Когда Васильев приоткрыл осторожно дверь в зал и в образовавшуюся щель просунул голову, он увидел, что опоздал безнадёжно. Приглашённые на первую репетицию уже сидели с отпечатками пристального внимания на лицах, а по помещению раскатывался командирский голос Иосифа Адамовича Морока. Иосиф Адамович до того как был назначен Зав. Отделом агитации и пропаганды Горкома командовал политотделом авиаполка и очень этим гордился.
– Значит так, товарищи! – вещал Иосиф Адамович. – Партия доверяет вам организацию и проведение ответственнейшего мероприятия. Юбилей со дня смерти Великого Поэта – это вам не танцульки какие – нибудь. Тут надо со всей ответственностью и засучив рукава. Чтобы не было потом мучительно, так сказать, больно. Мы, доверив вам, товарищи, это мероприятие, уверены, что вы мобилизуете не только все ваши силы, но и, я не побоюсь сказать, резервы.
Васильев приоткрыл дверь ещё немного и протиснулся, вернее протёк в зал. И в этом перетекании он напоминал слизняка. А оказавшись в зале Васильев пригнулся, вжал голову в плечи и на цыпочках поскакал к стульям. Всем своим существом демонстрировал Васильев, что не хочет нарушать священную и, безусловно, рабочую атмосферу репетиции. Только старался он зря. Острый глаз Иосифа Адамовича уже узрел нарушителя дисциплины.
– Вот, товарищи, как происходит. – резюмировал Иосиф Адамович. – Мы тут с вами не жалея сил, так сказать, а артист Васильев позволяет себе приходить когда захочет. Вы что же это такое себе позволяете, товарищ Васильев?
– Да я вот… Как – то… Сами понимаете… – мямлил Васильев, а сам думал, – Что за фигня происходит? Если времени у них нет, то как я мог опоздать?
А Иосиф Адамович не унимался:
– Елена Михайловна! – Обратился он к Кудрик, которая отвечала за художественную часть. – Что у нас поручено Олегу Петровичу?
Елена Михайловна деловито порылась в папочке, лежавшей у неё на коленях:
– Олег Петрович читает у нас «Пророка».
– Ага! – Обрадовался Иосиф Адамович. – Он у нас «Пророка» читает, а сам себе позволяет опаздывать. Вы уж, Елена Михайловна поработайте с ним как следует, чтобы осознал подтексты, так сказать, и великий смысл. А я, при случае, тоже поработаю.
– Попал, блин! – сказал сам себе Васильев и уселся наконец – то на спасительное кресло.
Оказавшийся по – соседству Владлен Гаврилович Щепотько, вместо того чтобы поздороваться начал так сосредоточенно внимать Иосифу Адамовичу, что даже человеку случайному стало бы понятно – вот как осознаёт серьёзность происходящего Владлен Гаврилович.
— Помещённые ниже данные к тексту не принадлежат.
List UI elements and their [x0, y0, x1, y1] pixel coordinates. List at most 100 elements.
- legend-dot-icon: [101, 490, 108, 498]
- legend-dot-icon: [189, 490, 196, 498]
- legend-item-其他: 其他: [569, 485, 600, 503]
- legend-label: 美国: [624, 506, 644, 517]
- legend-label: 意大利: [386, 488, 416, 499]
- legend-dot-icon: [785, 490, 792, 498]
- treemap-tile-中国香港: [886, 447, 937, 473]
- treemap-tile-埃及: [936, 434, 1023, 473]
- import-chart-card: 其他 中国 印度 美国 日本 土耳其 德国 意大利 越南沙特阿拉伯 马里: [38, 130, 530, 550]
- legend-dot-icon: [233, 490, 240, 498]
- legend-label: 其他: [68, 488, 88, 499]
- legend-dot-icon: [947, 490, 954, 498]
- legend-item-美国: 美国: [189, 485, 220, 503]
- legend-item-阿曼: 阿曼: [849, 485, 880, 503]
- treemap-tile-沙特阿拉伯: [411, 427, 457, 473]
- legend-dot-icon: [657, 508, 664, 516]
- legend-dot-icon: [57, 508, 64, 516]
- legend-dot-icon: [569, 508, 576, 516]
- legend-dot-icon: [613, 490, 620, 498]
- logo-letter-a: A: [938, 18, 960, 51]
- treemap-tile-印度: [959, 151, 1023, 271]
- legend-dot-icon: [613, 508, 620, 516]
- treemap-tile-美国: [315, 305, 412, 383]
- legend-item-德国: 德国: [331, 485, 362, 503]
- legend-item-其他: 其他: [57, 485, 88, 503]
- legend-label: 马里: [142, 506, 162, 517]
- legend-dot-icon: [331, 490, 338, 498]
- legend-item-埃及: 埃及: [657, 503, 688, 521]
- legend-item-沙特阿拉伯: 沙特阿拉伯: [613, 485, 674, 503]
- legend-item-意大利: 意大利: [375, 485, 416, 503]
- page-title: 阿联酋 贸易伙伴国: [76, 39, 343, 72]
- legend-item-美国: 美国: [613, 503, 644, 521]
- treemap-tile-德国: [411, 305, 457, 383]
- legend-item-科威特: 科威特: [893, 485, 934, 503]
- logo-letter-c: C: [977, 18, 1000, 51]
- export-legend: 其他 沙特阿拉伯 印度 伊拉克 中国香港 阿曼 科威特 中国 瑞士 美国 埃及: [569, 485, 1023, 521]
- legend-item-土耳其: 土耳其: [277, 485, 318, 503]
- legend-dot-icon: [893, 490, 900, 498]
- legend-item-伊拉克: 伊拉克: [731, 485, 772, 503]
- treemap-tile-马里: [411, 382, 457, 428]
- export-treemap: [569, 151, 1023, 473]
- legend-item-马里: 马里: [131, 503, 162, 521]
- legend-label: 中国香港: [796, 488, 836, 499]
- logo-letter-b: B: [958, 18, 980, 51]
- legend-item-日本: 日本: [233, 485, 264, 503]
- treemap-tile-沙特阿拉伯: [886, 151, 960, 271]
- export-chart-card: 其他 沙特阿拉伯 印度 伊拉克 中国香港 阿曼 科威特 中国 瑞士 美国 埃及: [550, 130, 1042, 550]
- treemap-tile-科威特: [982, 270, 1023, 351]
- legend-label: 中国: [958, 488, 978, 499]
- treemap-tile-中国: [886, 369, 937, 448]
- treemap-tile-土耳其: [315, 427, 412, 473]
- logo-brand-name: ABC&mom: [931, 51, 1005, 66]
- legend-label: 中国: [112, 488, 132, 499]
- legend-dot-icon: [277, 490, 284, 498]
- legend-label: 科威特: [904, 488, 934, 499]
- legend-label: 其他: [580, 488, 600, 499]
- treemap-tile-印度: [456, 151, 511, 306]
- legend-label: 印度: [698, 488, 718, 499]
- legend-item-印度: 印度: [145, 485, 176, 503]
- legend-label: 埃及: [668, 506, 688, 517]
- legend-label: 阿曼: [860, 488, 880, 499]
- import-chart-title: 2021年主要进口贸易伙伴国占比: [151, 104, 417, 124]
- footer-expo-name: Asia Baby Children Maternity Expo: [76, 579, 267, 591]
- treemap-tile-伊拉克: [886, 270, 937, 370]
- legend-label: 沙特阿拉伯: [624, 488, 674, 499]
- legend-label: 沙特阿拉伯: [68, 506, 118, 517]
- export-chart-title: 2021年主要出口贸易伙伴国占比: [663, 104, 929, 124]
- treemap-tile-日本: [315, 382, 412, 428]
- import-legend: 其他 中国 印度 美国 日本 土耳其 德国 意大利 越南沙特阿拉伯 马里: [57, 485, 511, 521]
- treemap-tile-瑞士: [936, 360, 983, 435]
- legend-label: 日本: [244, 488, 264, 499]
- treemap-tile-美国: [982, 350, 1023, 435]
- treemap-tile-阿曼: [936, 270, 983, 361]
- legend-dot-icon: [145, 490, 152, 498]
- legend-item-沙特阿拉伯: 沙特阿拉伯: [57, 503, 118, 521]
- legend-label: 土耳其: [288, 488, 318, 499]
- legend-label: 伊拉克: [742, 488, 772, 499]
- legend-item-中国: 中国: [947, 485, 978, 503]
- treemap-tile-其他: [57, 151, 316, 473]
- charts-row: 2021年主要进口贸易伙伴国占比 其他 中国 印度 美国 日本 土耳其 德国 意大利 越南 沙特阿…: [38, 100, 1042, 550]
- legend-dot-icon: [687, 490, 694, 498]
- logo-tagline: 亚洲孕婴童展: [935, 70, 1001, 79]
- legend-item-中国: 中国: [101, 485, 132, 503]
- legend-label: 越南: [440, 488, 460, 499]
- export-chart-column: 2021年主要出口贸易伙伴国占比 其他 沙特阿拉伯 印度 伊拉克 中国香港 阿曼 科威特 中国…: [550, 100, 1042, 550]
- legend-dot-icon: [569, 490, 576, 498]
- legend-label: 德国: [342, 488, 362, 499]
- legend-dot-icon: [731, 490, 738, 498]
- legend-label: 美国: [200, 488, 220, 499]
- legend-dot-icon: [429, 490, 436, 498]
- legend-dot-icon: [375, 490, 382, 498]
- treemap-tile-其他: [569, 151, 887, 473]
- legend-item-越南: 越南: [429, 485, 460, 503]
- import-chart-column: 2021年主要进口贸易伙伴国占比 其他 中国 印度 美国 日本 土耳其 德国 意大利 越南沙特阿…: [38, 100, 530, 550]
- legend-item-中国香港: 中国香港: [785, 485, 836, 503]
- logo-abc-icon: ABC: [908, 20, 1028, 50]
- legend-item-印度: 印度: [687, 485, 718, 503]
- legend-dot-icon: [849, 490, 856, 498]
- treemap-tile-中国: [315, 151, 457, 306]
А пока Владлен Гаврилович старался, Иосиф Адамович захлопнул красную папку, в которой лежали загадочные для непосвящённого бумаги, и с достоинством удалился.
Он удалился, но место на трибуне тут же оказалось занято. Там уже стояла вдохновенная и серьёзная Елена Михайловна и сосредоточенно перебирала бумаги. Правда, бумаги у неё были не в красной папке, а зелёненькой, и не в кожаной, а в дермантиновой. Но это вовсе не умаляло важность и ответственность момента.